Do you see what Mark has illustrated paralleled in both Jesus’ apocalyptic parable and the Passion narrative

            Beyond reading this injunction to watchfulness and prepared is to hear Jesus declaring the very    way of His return

                        When the heavens shake and the sun is darkened

                                    It is precisely the moment when He is nailed to the cross … and in that moment                                         we see God's love poured out for us and all the world.

                                                Whatever, whenever, and however the end of the world may come, it is                                                     both prefigured and realized right here, in the form of a man who goes to                                                   the cross out of love for us and all the world.

                                                            For this reason theologians across the ages declared Jesus' cross as                                                               the pivot point of history, for at that moment one age ended and                                                                 another begun.

We would do well to ask what difference this makes and to ask where do we find God?

            The answer, of course, is not in the glorious temple but on the cross.

                        Not in the city proper but outside the city walls.

                                    Not in the center of power and authority but in the wilderness.

                                                A good Advent question for each of us is: Where will we look for God this                                                Advent season?[6]

We, Christians are people of the promise realized but we are also people of the promise to come

            We live in the now and the not yet

When we Christians proclaim the gospel, the good news of God – the good news of Jesus Christ

            We can take great comfort in the fact that Jesus’ yoke is easy and His burden is light

                        That Jesus has achieved for us what we could not do on our own

                                    BUT we also live in the hope of the promise to come

A Christian, properly understood – is perpetually an Advent person

Until our Lord comes again for the final Advent

            If we are to have integrity as followers of Christ as Lord – we have a job to do

                        We have a role to play

                                    It is not ours alone – but prayerfully walking with God

                        As we stated and restated in our Baptism service today

                                    “I will… with God help”

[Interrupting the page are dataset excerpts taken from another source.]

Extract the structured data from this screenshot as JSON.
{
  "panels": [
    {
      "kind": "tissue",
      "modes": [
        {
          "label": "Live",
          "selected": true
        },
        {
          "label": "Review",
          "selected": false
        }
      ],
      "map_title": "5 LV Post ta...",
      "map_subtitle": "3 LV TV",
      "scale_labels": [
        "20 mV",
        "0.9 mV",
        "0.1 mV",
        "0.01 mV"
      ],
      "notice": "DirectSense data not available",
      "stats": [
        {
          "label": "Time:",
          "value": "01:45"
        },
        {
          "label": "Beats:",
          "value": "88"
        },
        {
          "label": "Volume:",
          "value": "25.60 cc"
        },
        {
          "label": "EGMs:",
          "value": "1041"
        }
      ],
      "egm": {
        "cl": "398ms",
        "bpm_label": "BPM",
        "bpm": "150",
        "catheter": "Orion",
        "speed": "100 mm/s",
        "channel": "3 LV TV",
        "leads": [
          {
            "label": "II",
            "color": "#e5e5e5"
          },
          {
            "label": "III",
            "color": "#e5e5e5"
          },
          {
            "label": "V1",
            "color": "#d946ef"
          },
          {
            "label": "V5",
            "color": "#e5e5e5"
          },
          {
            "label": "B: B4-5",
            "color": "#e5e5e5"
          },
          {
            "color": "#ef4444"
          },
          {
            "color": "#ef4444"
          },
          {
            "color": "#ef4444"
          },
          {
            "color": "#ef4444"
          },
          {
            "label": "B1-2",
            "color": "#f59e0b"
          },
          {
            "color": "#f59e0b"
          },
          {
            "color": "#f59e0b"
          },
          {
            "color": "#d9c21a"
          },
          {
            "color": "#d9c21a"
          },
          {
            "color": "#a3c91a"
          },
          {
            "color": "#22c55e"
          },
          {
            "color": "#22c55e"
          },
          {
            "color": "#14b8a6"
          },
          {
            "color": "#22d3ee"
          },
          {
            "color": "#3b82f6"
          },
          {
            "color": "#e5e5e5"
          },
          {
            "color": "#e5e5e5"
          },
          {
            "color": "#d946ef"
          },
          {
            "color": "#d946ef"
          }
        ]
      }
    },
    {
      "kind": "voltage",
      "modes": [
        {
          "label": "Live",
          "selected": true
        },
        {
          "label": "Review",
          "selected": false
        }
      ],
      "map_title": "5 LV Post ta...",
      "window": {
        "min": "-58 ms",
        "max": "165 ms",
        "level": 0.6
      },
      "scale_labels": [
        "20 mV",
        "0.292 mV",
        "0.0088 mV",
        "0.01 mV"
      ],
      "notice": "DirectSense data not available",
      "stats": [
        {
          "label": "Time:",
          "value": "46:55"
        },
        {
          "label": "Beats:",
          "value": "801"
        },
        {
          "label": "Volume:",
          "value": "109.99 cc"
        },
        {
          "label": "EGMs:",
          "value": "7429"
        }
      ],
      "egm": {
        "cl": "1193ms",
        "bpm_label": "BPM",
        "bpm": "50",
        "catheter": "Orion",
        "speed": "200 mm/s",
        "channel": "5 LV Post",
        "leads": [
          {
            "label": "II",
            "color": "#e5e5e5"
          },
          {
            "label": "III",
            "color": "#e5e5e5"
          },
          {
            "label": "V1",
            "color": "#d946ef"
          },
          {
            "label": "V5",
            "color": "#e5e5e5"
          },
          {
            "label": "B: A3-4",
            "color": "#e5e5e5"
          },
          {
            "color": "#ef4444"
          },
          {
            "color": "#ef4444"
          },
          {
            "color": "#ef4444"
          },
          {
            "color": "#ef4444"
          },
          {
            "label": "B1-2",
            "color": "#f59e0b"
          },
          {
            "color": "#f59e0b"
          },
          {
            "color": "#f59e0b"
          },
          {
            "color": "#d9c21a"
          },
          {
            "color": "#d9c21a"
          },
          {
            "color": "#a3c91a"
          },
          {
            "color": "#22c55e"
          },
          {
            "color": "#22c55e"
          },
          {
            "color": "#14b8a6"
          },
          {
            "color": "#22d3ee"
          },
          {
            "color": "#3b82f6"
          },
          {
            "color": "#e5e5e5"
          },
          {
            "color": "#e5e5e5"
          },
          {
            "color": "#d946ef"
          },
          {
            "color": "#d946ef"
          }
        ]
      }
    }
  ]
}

As advent people – pregnant with expectation – and partner with God

            Consider how you can respond – now – today 

            To be God’s visible presence in this age

            To show the world,     Your neighborhood,    Your workplace,

            To your family and friends     To be witnesses of God’s forgiveness,

                                                To be a witness of the promises

                                                            To be a witness of drama that is God in the midst of us

                                                                        To be a witness of the truth of Christian Hope

                                                                             To be a witness of what it means to be an Advent People

O God, whose coming is certain and whose day draws near, thank you for preparing us through our spiritual gifts for your coming. Thank you for strengthening us so that we may be blameless on your day. Thank you for being the faithful one. Amen! Come, Lord Jesus.